Mimo, że portret Oktawiana nie jest w tej pięknie napisanej książce przekonujący, najciekawiej wypadają w niej dwie łączące się ze sobą rzeczy: relacja z córką i refleksje snute w późnej starości, kiedy August usiłuje podsumować swoje życie. W tym pierwszym przypadku forma epistolarna sprawdza się doskonale, pozwalając obu stronom dramatu pokazać swoje racje, opowiedzieć historię z własnej perspektywy. Sporo w rozmyślaniach Augusta o podjętych decyzjach, w tym tej najcieższej dotyczącej córki, racjonalizacji i usprawiedliwiania siebie, ale też ironicznego poczucia, że życie jest ciągłym odgrywaniem tak wielu ról, że w końcu przestaje się być sobą. Pośród tych refleksji są również wątpliwości, czy warto było tyle poświęcić dla władzy, czy jak to ujmuje August: dla dobra Rzymu. Na końcu zaś pojawiają się pytania o trwałość własnych dokonań, podszyte dojmującą świadomością, że czas jest największym barbarzyńcą niszczącym wszystko.

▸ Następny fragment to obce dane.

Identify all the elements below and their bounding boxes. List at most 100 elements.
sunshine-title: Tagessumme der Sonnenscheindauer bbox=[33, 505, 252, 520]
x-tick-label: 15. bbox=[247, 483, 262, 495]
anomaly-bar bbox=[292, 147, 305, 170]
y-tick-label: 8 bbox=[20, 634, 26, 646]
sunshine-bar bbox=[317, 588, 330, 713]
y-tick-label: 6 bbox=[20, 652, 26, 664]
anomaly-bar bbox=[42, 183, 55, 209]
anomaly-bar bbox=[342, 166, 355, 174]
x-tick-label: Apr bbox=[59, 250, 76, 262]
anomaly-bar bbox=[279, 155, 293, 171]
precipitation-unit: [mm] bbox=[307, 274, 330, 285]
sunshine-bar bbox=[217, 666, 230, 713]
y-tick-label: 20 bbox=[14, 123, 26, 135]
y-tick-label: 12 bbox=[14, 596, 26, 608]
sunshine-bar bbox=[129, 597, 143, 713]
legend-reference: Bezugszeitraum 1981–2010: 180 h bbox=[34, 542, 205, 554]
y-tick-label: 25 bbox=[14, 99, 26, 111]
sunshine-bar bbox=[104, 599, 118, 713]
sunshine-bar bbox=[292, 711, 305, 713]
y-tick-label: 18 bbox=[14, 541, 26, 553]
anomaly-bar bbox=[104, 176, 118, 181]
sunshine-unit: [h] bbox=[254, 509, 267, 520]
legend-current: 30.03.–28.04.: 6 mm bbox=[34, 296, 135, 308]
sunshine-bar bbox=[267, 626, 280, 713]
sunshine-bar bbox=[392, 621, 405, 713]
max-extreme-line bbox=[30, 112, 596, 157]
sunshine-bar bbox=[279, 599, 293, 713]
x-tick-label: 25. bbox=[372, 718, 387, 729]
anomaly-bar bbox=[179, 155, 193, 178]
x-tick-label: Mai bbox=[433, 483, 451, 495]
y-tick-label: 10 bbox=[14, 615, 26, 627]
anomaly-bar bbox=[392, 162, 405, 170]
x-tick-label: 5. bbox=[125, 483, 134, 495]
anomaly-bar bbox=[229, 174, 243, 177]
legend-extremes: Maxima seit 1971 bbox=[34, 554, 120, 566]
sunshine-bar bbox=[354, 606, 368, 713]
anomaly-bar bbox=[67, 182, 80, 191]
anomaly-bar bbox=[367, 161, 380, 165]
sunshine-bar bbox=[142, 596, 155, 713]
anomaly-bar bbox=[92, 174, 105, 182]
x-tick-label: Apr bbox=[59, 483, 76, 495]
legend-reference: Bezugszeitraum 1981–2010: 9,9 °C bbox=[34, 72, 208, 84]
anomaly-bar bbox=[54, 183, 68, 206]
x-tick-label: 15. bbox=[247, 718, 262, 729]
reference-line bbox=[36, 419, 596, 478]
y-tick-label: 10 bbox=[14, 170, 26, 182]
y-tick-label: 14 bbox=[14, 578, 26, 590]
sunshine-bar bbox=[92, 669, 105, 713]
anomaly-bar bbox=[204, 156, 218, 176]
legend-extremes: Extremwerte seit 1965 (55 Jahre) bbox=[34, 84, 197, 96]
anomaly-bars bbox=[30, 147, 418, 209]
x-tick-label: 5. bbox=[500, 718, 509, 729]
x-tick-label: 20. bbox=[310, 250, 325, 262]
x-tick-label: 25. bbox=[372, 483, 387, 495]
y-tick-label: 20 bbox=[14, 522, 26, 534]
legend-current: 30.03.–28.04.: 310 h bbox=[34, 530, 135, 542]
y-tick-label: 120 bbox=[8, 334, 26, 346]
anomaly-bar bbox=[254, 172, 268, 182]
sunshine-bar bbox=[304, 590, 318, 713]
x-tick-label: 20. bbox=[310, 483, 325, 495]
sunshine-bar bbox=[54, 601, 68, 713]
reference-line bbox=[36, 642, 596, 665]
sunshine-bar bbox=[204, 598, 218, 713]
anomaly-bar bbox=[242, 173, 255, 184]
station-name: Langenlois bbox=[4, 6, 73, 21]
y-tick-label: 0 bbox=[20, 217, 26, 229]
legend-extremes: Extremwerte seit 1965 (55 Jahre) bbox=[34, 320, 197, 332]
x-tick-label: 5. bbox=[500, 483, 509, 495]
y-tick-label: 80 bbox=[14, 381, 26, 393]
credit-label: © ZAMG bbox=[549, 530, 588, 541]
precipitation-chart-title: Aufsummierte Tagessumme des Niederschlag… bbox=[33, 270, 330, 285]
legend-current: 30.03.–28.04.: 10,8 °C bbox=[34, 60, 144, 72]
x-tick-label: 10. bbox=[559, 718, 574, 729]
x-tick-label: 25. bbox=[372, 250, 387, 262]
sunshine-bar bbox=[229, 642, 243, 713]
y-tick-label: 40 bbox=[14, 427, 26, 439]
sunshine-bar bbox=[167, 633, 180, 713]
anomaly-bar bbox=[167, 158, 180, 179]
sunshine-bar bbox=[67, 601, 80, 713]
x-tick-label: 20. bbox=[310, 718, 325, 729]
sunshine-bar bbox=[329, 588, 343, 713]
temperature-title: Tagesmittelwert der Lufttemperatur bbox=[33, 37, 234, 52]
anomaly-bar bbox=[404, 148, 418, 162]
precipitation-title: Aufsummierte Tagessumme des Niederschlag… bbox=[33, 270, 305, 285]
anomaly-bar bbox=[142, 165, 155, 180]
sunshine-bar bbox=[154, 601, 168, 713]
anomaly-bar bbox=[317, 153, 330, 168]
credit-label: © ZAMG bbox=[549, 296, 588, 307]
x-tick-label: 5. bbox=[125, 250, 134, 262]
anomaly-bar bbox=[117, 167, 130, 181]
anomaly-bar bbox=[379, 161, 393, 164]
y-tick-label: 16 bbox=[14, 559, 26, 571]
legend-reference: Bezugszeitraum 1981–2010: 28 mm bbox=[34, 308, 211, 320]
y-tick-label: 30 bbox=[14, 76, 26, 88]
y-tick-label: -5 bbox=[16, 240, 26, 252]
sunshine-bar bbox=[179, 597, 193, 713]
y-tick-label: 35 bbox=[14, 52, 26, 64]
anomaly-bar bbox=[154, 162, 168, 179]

Zwykle nie czytuję biografii, ale tak zachęcająco piszesz o tej książce, że nabieram ochoty na lekturę... Zwłaszcza że czytałam kiedyś "Ja, Klaudiusz" i choć było to dawno temu, to nadal pamiętam, że byłam pod ogromnym wrażeniem.
OdpowiedzUsuńPo przeczytaniu "Ja, Klaudiusz" ta książka, może się wydawać zbyt gładka, a jej bohaterzy średnio przekonujący. Jeśli nie znasz to lepiej przeczytać inną powieść tego autora, mianowicie, "Stonera".